Observer for thread pools

The observer is relatively simple, the only thing worth mentioning here is the use of a read lock.

 1
 2
 3
 4
 5
 6
 7
 8
 9
10
11
12
13
14
inline bool threadpool::inited() const {
  rlock lock(mtx_);
  return inited_;
}

inline bool threadpool::is_running() const {
  rlock lock(mtx_);
  return _is_running();
}

inline int threadpool::size() const {
  rlock lock(mtx_);
  return workers_.size();
}

Task interface

 1
 2
 3
 4
 5
 6
 7
 8
 9
10
11
12
13
14
15
16
17
18
19
20
21
22
template <class F, class... Args>
auto threadpool::async(F&& f, Args&&... args) const
    -> std::future<decltype(f(args...))> {
  using return_t = decltype(f(args...));  // 1.a
  using future_t = std::future<return_t>;  // 1.b
  using task_t = std::packaged_task<return_t()>;  // 1.c

  {
    rlock lock(mtx_);  // 2.
    if (stop_ || cancel_)
      throw std::runtime_error(
          "Delegating task to a threadpool "
          "that has been terminated or canceled.");
  }

  auto bind_func = std::bind(std::forward<F>(f), std::forward<Args>(args)...);  // 3.
  std::shared_ptr<task_t> task = std::make_shared<task_t>(std::move(bind_func));  // 4.a
  future_t fut = task->get_future();  // 4.b
  tasks_.emplace([task]() -> void { (*task)(); });  // 5.
  cond_.notify_one();  // 6.
  return fut;  // 4.c
}
  1. the three types defined using using.
  2. There is no modification of the thread pool state involved here, so it is sufficient to read the lock.
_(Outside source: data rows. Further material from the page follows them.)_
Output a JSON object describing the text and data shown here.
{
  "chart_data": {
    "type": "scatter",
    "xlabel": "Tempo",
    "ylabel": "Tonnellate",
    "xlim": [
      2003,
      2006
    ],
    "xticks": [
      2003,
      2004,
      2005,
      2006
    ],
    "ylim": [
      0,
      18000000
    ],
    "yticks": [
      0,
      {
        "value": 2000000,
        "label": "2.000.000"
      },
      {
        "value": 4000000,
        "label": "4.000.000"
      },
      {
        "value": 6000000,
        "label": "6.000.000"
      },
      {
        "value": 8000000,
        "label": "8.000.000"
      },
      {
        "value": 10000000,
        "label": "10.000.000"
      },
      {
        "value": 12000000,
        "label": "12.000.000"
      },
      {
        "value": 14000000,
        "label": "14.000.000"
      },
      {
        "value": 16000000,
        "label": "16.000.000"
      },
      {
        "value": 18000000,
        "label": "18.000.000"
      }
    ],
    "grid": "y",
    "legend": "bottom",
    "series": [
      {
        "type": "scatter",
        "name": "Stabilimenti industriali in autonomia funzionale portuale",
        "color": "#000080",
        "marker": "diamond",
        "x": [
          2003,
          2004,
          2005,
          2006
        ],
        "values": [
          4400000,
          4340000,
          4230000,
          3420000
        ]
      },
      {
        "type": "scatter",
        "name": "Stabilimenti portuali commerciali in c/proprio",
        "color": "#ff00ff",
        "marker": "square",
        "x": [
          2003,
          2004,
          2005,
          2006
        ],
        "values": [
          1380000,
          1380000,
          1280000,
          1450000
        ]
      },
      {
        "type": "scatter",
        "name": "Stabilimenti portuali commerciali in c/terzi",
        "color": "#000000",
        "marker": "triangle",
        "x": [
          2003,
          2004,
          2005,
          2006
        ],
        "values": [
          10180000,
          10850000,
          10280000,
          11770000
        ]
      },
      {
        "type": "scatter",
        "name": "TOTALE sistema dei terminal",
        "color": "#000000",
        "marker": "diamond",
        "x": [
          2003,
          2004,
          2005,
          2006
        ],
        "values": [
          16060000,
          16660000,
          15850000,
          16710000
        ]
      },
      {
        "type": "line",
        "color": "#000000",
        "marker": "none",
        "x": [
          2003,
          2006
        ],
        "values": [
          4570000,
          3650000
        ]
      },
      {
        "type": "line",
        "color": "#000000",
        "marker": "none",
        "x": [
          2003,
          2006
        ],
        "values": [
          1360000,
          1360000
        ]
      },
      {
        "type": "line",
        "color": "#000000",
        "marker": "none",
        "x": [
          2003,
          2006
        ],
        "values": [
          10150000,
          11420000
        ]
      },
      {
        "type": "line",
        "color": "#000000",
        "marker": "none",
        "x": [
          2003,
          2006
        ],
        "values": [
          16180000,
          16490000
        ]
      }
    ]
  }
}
Obviously, we are forbidden to continue posting tasks to a thread pool that is already terminate or cancel.
  3. Since the task queue only receives callable objects from std::function<void()>, here we use std::bind to match the argument list first.
  4. Here we use std::packed_task to associate the task to be executed with a std::future and return std::future to the outside world so that the task publisher can get the result of the task execution in the future.
  5. Here we use a lambda that both executes the task and wipes out the return value (but is managed by future) to match std::function<void()>.
  6. Here we wake up the worker thread via a condition variable.

Full implementation

The full implementation can be found at Liam0205/toy-threadpool, which includes unit tests and performance comparisons compared to std::async

Finally

Here we’ve implemented a thread pool that you can look at and use. But as the GitHub repo name implies, it’s still just a toy. There are a number of optimizations you can make to use it in your project. For example.

  • optimizing the thread-safe queue, using finer-grained locks (which are already in the full implementation), or switching to a lock-free implementation.
  • A complete thread pool that supports the states mentioned in this article, but also has the ability to pause, expand (automatically expand when there are too many tasks), and shrink (automatically shrink when there are too many idle threads).

All these elements can continue to be dug deeper and optimized.